Locals and visitors arriving to Durango-La Plata County Airport are met with an image of Phil’s World, the iconic trail system that winds through piñons and junipers, east of Cortez and 45 minutes west of Durango. Phil’s World lives up to its world-class mountain biking status and is one of many stunning landscapes that make the Southwest the extraordinary place that it is.
But Phil’s World is primarily on Bureau of Land Management land and a drilling lease was recently proposed there.
Also, Mesa Verde National Park and Canyons of the Ancients National Monument are vulnerable. Drilling is allowed nearby, which could impact their values.
It’s difficult to get our heads around oil and gas development in areas of outstanding archaeological significance, but unless BLM prioritizes the “sustained yield” – or conservation – part of its mission, this risk is real.

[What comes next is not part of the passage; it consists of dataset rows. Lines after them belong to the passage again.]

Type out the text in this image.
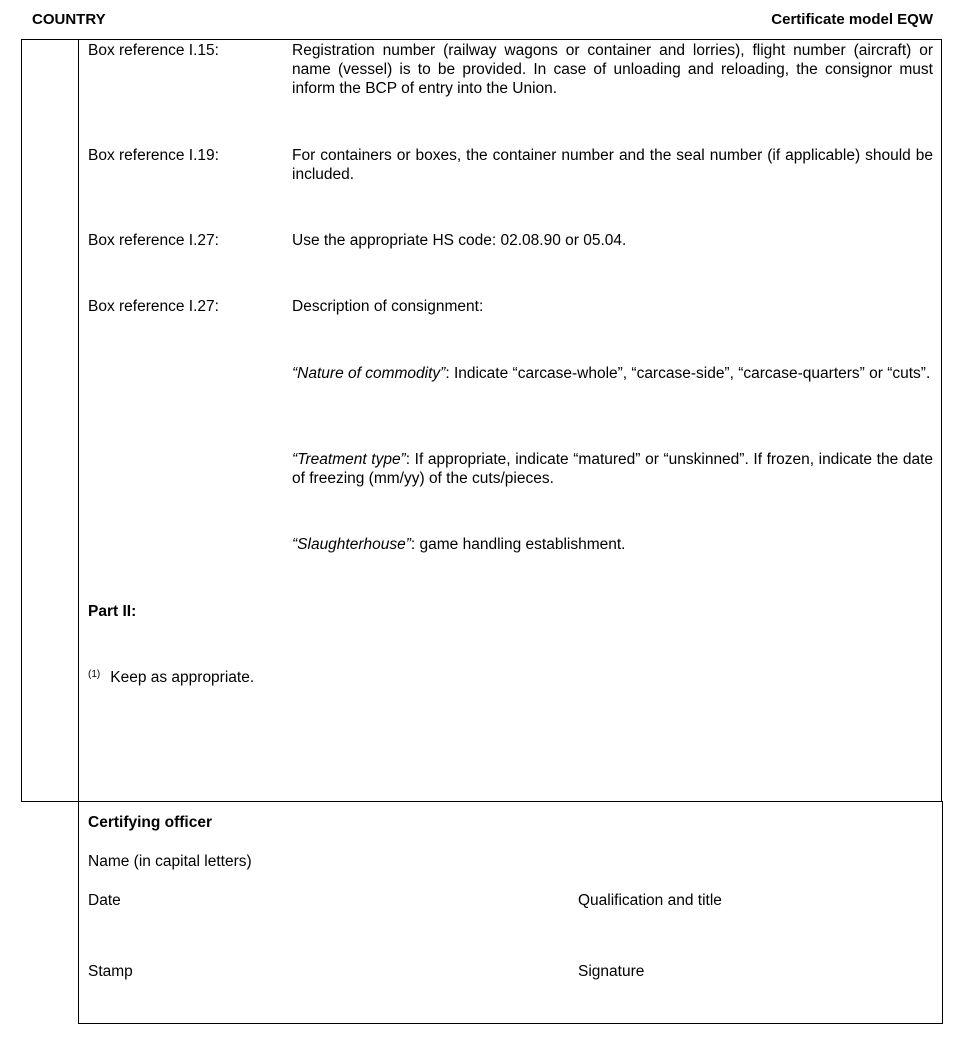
COUNTRY	Certificate model EQW
Box reference I.15:	Registration number (railway wagons or container and lorries), flight number (aircraft) or name (vessel) is to be provided. In case of unloading and reloading, the consignor must inform the BCP of entry into the Union.
Box reference I.19:	For containers or boxes, the container number and the seal number (if applicable) should be included.
Box reference I.27:	Use the appropriate HS code: 02.08.90 or 05.04.
Box reference I.27:	Description of consignment:
“Nature of commodity”: Indicate “carcase-whole”, “carcase-side”, “carcase-quarters” or “cuts”.
“Treatment type”: If appropriate, indicate “matured” or “unskinned”. If frozen, indicate the date of freezing (mm/yy) of the cuts/pieces.
“Slaughterhouse”: game handling establishment.
Part II:
$^{(1)}$ Keep as appropriate.
Certifying officer
Name (in capital letters)
Date	Qualification and title
Stamp	Signature
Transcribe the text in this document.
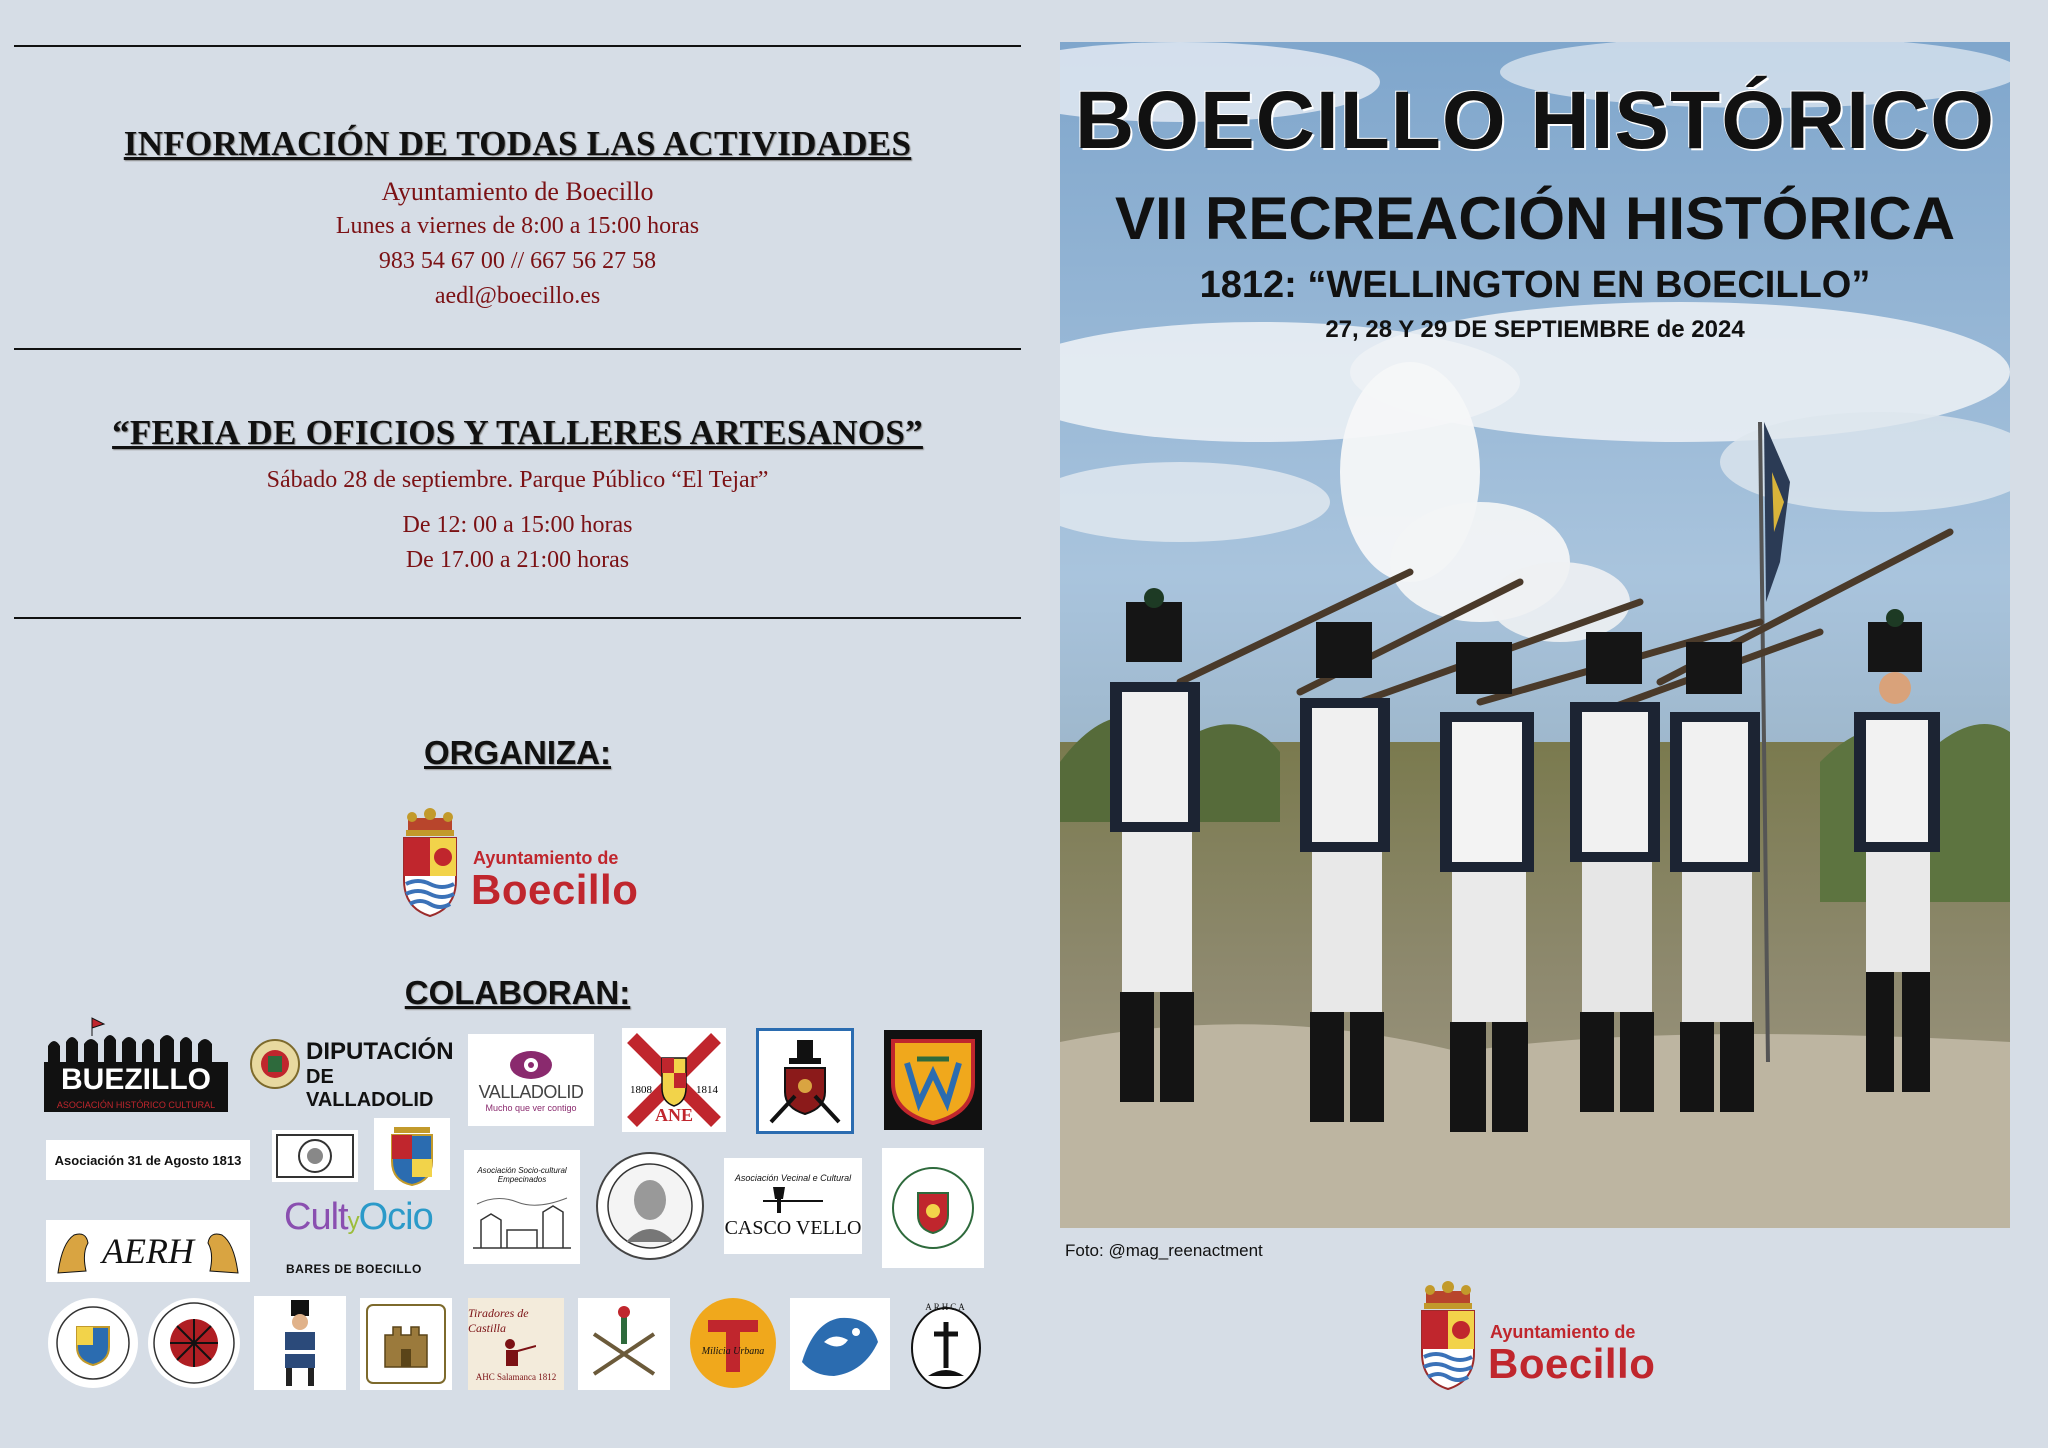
INFORMACIÓN DE TODAS LAS ACTIVIDADES
Ayuntamiento de Boecillo
Lunes a viernes de 8:00 a 15:00 horas
983 54 67 00 // 667 56 27 58
aedl@boecillo.es
“FERIA DE OFICIOS Y TALLERES ARTESANOS”
Sábado 28 de septiembre. Parque Público “El Tejar”
De 12: 00 a 15:00 horas
De 17.00 a 21:00 horas
ORGANIZA:
Ayuntamiento de
Boecillo
COLABORAN:
BUEZILLO
ASOCIACIÓN HISTÓRICO CULTURAL
DIPUTACIÓN
DE VALLADOLID	VALLADOLID
Mucho que ver contigo
1808	1814
ANE
Asociación 31 de Agosto 1813
Asociación Socio-cultural Empecinados	Asociación Vecinal e Cultural
CASCO VELLO
AERH
CultyOcio
BARES DE BOECILLO
Tiradores de Castilla
AHC Salamanca 1812
Milicia Urbana
ARHCA
BOECILLO HISTÓRICO
VII RECREACIÓN HISTÓRICA
1812: “WELLINGTON EN BOECILLO”
27, 28 Y 29 DE SEPTIEMBRE de 2024
Foto: @mag_reenactment
Ayuntamiento de
Boecillo
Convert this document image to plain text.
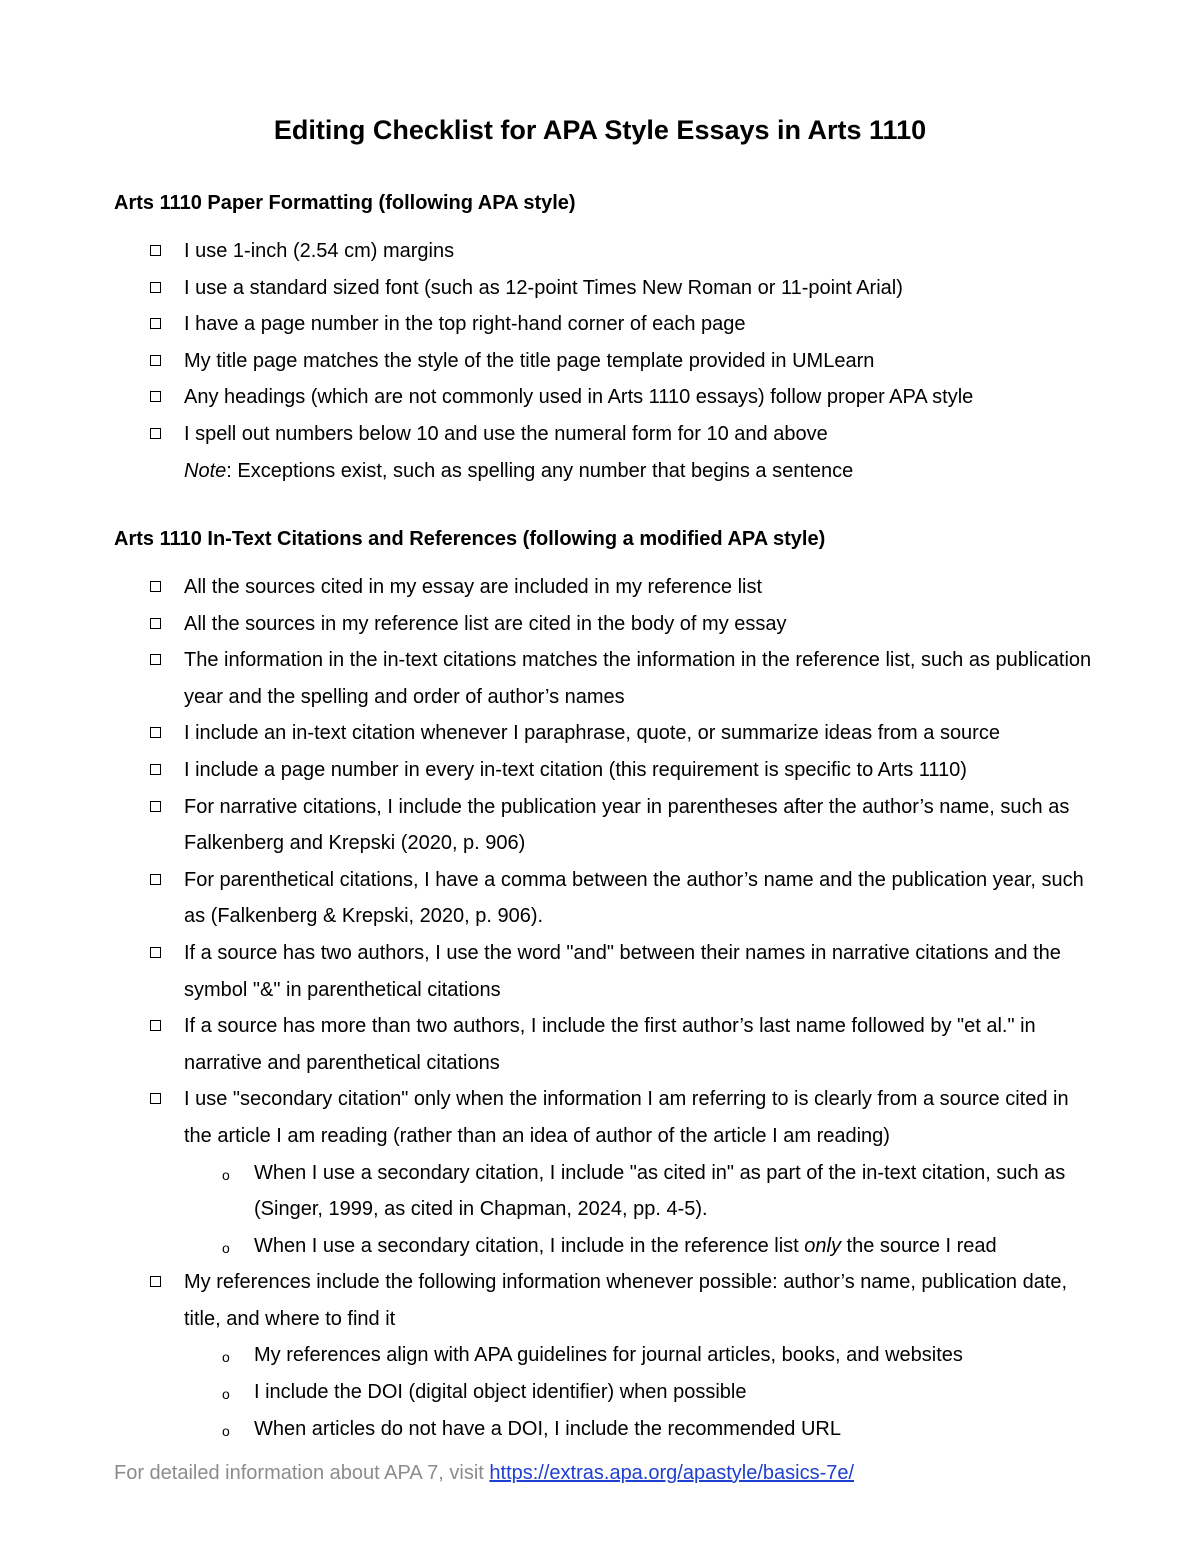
Editing Checklist for APA Style Essays in Arts 1110
Arts 1110 Paper Formatting (following APA style)
I use 1-inch (2.54 cm) margins
I use a standard sized font (such as 12-point Times New Roman or 11-point Arial)
I have a page number in the top right-hand corner of each page
My title page matches the style of the title page template provided in UMLearn
Any headings (which are not commonly used in Arts 1110 essays) follow proper APA style
I spell out numbers below 10 and use the numeral form for 10 and above
Note: Exceptions exist, such as spelling any number that begins a sentence
Arts 1110 In-Text Citations and References (following a modified APA style)
All the sources cited in my essay are included in my reference list
All the sources in my reference list are cited in the body of my essay
The information in the in-text citations matches the information in the reference list, such as publication year and the spelling and order of author’s names
I include an in-text citation whenever I paraphrase, quote, or summarize ideas from a source
I include a page number in every in-text citation (this requirement is specific to Arts 1110)
For narrative citations, I include the publication year in parentheses after the author’s name, such as Falkenberg and Krepski (2020, p. 906)
For parenthetical citations, I have a comma between the author’s name and the publication year, such as (Falkenberg & Krepski, 2020, p. 906).
If a source has two authors, I use the word "and" between their names in narrative citations and the symbol "&" in parenthetical citations
If a source has more than two authors, I include the first author’s last name followed by "et al." in narrative and parenthetical citations
I use "secondary citation" only when the information I am referring to is clearly from a source cited in the article I am reading (rather than an idea of author of the article I am reading)
o When I use a secondary citation, I include "as cited in" as part of the in-text citation, such as (Singer, 1999, as cited in Chapman, 2024, pp. 4-5).
o When I use a secondary citation, I include in the reference list only the source I read
My references include the following information whenever possible: author’s name, publication date, title, and where to find it
o My references align with APA guidelines for journal articles, books, and websites
o I include the DOI (digital object identifier) when possible
o When articles do not have a DOI, I include the recommended URL
For detailed information about APA 7, visit https://extras.apa.org/apastyle/basics-7e/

So we’re calling on the Biden administration and Interior Secretary Debra Haaland to provide direction to BLM in Colorado on using conservation tools to protect the delicate, otherworldly places here in our backyard.
Some startling figures. In Colorado, 91% of lands managed by BLM are open to oil and gas development. Also in our state, of 8.3 million acres of BLM lands, only 16% are protected. In BLM’s Southwest Tres-Rios Field Office, little is managed for protection of wildlands and wildlife – only about 13%. Five Wilderness Study Areas total 50,000 acres and three Areas of Critical Environmental Concern add up to 14,000 acres; yet, there is no permanently designated BLM wilderness in the Southwest.
This concerns us.
Now is the time for BLM to put its thumb on the scale and administratively protect – and balance – more of what it manages.
Don’t get us wrong. The BLM is fantastic at managing the multiple-use part of its mission – sharing land with the energy industry and ranchers who graze cattle and those of us keen on recreating in gorgeous places. But the conservation part of BLM’s mission needs serious attention.
We’re not laying blame. In 1976, the passage of the Federal Land Policy and Management Act changed BLM’s mission to retain public lands and manage them for “multiple uses and sustained yield through land-use planning.” Since then, the agency has had its hands full. Congress has slowly starved the BLM. And with Grand Junction as BLM’s Western headquarters, we expect to be heard. Loudly. Clearly.
With the impact of climate change and the biodiversity crises, the continual threat of wildfires and drought, it makes sense that BLM lift up sustained yield and manage for conservation, with the same vigor and breadth it has shown for multiple uses.
Big game. Recreation. The 360-degree beauty of remote lands. It’s why we live here. And it’s what 80% of Rocky Mountain West voters want, shown in support of the national goal of conserving 30% of land and waters in the U.S. by 2030.
The Dolores River Corridor is a fine example of what’s needed. About 30 years ago, the Wilderness Study Area of Slick Rock Canyon, a 30-mile, deeply cut meandering stretch of the Dolores River, was recommended for official wilderness protection. The WSA designation allowed local communities to continue working with lawmakers on longer term protection.
At the time, the BLM wrote that Slick Rock Canyon was recommended because of its “outstanding natural scenery, opportunities for solitude and primitive, unconfined recreation and for its ecological diversity.” The BLM called the “scenic geological grandeur” of Slick Rock Canyon “one of the most spectacular desert river canyons in the United States.”
This is the kind of scenario where BLM headquarters can provide more direction for field managers. How to dust off, sharpen and shine their conservation tools, and safeguard what’s important.
We’re all about sustaining our quality of life. We need the BLM’s bold action to do it, while listening to people in the Southwest.